Would a proposed change in business taxes bring more jobs back to the United States from overseas? That’s one argument in favor of reform.
The Obama administration wants to lower the top tax rate for U.S .corporations to 28 percent from 35 percent. The plan calls for eliminating loopholes and subsidies and imposing a minimum tax on the overseas profits of U.S. companies. This might be a boost for many U.S. manufacturers, but some multinational firms with many employees overseas could take a hit.
The administration’s plan is not likely to go as far as a House Republican proposal to lower the rate to 25 percent. Conservative critics of the tax code say many businesses have delayed plans to hire more workers because of uncertainty about tax bills and regulations.
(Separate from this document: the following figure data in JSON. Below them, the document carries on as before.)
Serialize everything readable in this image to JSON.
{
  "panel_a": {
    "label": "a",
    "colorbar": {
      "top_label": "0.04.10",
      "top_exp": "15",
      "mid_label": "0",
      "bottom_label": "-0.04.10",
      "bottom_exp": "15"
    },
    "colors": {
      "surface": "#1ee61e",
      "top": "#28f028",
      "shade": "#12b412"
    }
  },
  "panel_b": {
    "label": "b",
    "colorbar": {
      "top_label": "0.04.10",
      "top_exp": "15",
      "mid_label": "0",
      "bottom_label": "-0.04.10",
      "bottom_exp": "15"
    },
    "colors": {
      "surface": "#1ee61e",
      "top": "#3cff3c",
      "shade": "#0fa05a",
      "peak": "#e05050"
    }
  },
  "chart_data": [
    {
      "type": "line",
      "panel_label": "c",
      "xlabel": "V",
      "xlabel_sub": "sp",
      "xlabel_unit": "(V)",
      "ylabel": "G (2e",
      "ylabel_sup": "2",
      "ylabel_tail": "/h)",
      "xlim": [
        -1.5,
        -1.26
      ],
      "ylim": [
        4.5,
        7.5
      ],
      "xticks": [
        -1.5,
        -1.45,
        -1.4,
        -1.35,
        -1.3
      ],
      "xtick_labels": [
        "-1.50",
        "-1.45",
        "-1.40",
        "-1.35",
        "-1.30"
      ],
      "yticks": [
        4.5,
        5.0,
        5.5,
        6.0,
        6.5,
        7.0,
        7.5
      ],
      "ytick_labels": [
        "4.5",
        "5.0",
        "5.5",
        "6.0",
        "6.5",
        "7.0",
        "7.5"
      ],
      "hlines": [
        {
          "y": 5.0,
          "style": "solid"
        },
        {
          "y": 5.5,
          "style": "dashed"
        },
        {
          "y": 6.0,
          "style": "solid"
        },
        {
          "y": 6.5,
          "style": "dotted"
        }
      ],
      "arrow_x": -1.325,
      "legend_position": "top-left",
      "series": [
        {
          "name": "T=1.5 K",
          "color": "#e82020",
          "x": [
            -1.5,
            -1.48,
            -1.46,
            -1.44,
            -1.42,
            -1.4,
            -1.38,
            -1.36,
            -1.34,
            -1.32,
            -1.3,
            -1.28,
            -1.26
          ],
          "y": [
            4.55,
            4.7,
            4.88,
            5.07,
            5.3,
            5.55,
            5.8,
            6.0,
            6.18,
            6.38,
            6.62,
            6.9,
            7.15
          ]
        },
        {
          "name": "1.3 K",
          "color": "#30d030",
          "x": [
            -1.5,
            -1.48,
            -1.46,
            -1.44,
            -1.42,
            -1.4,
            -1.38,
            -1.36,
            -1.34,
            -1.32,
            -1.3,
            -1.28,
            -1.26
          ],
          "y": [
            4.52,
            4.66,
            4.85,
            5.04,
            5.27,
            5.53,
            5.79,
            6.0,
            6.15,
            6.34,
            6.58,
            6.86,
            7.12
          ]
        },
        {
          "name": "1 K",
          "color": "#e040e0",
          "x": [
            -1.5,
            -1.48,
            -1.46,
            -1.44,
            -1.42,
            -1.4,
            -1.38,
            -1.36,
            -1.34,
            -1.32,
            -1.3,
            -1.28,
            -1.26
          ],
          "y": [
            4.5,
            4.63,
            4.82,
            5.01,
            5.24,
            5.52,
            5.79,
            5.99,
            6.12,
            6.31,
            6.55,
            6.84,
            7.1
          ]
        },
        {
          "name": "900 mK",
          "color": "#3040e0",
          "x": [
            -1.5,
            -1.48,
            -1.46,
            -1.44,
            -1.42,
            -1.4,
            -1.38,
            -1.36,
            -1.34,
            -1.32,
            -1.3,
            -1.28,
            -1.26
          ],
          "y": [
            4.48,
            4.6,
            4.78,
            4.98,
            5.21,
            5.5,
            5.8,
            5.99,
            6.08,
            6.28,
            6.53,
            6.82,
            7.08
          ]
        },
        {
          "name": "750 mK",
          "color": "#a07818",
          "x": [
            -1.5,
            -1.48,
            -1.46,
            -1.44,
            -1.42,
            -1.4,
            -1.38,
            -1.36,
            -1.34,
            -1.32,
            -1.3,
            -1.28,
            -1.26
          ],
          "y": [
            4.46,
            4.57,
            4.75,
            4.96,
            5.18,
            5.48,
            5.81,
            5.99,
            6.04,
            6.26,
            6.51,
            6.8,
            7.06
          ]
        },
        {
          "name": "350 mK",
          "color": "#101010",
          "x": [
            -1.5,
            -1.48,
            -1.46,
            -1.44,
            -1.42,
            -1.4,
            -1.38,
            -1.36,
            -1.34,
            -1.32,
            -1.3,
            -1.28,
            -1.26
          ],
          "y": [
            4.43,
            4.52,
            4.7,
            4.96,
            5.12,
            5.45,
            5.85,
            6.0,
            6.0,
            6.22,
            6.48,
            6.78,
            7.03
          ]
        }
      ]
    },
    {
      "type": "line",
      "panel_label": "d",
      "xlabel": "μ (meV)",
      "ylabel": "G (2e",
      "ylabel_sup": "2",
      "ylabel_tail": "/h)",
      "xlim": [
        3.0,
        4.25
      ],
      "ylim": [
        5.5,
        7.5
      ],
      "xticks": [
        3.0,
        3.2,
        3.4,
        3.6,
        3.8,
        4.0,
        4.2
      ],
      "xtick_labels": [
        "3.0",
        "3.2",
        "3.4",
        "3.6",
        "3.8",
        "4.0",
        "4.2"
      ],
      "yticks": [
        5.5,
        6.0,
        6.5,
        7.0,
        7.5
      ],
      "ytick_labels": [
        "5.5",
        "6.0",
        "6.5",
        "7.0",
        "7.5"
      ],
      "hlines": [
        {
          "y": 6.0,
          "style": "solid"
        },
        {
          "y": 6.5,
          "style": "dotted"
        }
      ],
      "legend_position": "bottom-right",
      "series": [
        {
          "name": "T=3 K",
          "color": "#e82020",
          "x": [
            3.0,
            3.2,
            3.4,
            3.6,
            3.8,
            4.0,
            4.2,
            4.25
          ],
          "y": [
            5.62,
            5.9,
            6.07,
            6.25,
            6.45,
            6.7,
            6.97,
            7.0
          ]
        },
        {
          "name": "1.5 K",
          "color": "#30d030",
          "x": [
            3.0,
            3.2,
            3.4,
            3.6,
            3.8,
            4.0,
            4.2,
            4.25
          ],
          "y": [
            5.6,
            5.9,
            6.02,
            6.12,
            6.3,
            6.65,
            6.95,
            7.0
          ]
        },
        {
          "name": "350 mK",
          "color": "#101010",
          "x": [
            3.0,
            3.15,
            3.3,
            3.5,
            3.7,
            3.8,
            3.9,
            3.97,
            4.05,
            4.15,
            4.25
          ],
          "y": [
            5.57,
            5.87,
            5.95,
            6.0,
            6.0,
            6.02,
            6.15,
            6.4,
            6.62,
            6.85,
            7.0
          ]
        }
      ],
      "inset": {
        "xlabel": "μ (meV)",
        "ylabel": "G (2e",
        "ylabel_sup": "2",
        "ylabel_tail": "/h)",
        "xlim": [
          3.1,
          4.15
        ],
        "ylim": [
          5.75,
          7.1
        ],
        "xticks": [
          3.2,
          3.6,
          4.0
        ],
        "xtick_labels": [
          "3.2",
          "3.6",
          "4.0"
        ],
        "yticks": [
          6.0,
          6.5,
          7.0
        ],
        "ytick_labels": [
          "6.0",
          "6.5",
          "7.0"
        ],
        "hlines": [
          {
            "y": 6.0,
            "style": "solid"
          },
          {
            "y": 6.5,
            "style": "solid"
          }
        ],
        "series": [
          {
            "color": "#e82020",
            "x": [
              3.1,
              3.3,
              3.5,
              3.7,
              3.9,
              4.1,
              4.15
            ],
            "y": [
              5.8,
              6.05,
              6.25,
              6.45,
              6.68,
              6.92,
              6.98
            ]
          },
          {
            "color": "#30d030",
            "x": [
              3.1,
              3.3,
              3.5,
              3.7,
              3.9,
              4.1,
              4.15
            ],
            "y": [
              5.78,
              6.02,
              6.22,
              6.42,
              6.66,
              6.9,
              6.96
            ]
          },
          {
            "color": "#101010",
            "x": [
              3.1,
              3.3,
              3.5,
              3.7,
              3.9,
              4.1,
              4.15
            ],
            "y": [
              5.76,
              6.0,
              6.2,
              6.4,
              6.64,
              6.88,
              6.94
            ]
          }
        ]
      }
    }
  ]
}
The proportion of small-business owners who plan to increase their company’s capital spending in the next 12 months is the highest in four years, according to the Wells Fargo-Gallup Small Business Index. Twenty-eight percent plan to boost spending while 23 percent expect a reduction. U.S. small-business owners’ views about the ease of obtaining credit have also become less negative
Global oil prices rose again this morning on futures markets. Crude hovered above $106 a barrel, a $10 jump from earlier this month. The U.S. Energy Department reports the average price of regular is now $3.59, up 7 cents in the past week.
The administration’s new consumer watchdog agency is launching an investigation into expensive overdraft fees charged by banks. This could lead to new rules, or even law suits, if banks are accused of violating consumer laws.